El Gobierno nacional, en cabeza del Departamento Administrativo para la Prosperidad Social (DPS), o quien haga sus veces, fijará una asistencia económica periódica a favor de los niños, niñas, adolescentes y jóvenes entre dieciocho (18) y hasta los veinticinco (25) años de edad, pertenecientes a los grupos A, B, y C del Sisbén IV, y que su condición de dependencia económica y/o de cuidado se vea afectada por la pérdida, de la madre o mujer que tenga la patria potestad o custodia legal, víctima del delito de feminicidio.
Para recibir los beneficios establecidos en la presente ley, se deberá cumplir con los criterios señalados en esta, de acuerdo a la disponibilidad presupuestal que apropie el Gobierno nacional en cada vigencia fiscal conforme a la reglamentación que se expida.
La asignación, económica que perciba la población objeto de la presente ley, es inembargable e intransferible y es incompatible con cualquier otra transferencia, subsidio o emolumento de programa social, que sea entregado de manera periódica, y se pagará a partir de la indagación preliminar que se realice a la persona investigada por el delito de feminicidio.

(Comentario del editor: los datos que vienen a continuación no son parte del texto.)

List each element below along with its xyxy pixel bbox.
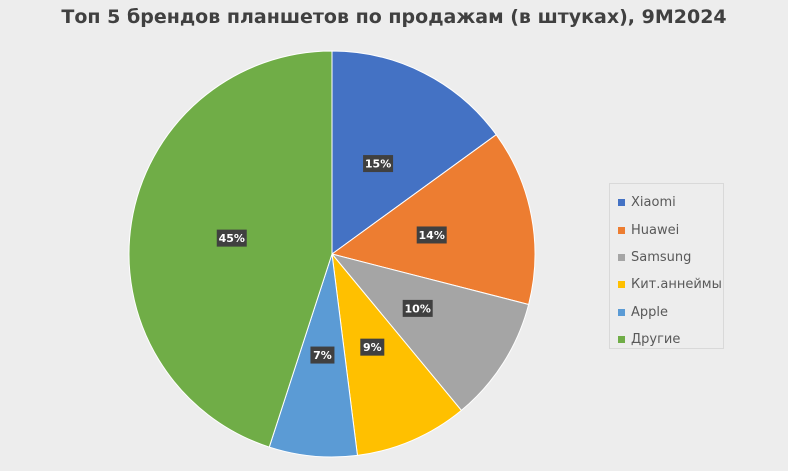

Los jóvenes entre dieciocho (18) y hasta los veinticinco (25) años de edad, pertenecientes a los grupos A, B, y C del Sisbén IV, recibirán la asistencia económica que establece el presente artículo, si se encuentran incapacitados para trabajar por razones de estudio, siempre y cuando se acredite debidamente.

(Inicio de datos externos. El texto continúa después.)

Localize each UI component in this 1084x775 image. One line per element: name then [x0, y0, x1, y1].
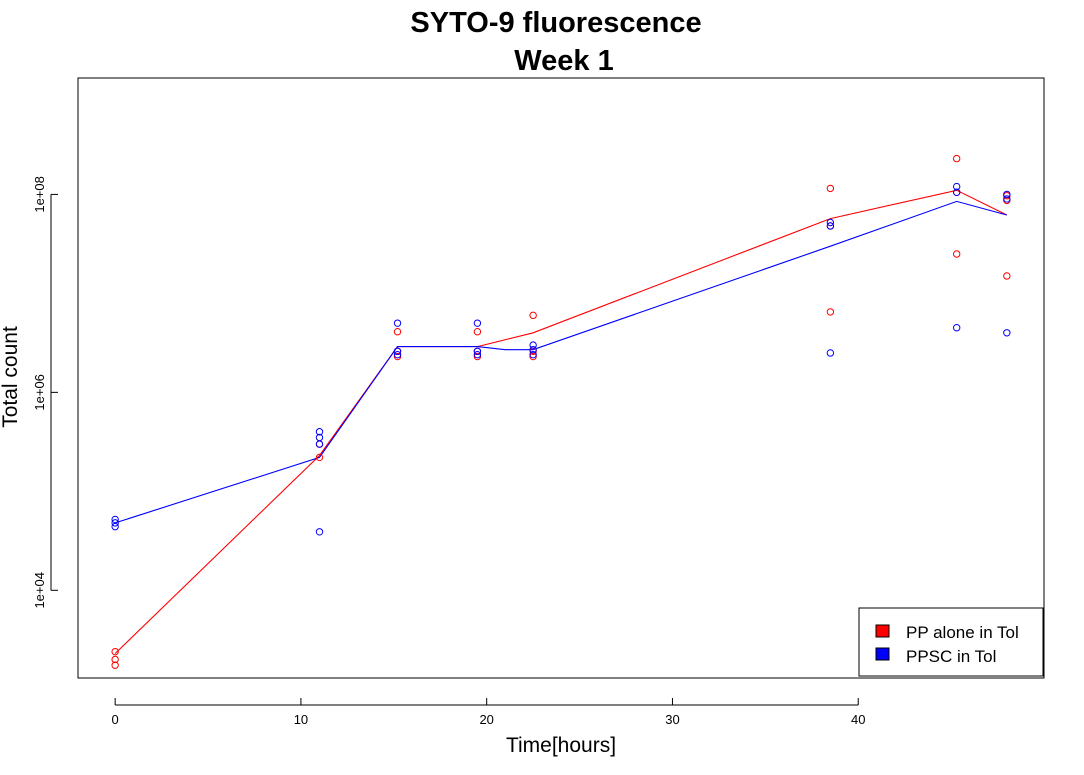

También, recibirán este beneficio quienes tengan discapacidad física o cognitiva permanente, del cincuenta (50%) por ciento o más debidamente calificada por autoridad competente.
En el caso de la población indígena, la certificación deberá ser expedida por su autoridad tradicional.
La asignación de asistencia económica periódica establecida en el presente artículo se suspenderá cuando los jóvenes entre dieciocho (18) y hasta los veinticinco (25) años de edad tengan resuelta su sostenibilidad financiera por un vínculo laboral o una fuente de ingresos alternativa.
El Estado tendrá la obligación de promover acciones penales por el presunto defraude a subvenciones, cuando tenga información verificada o demuestre que el beneficiario percibe la asistencia al tiempo que tiene otra u otras asignaciones económicas.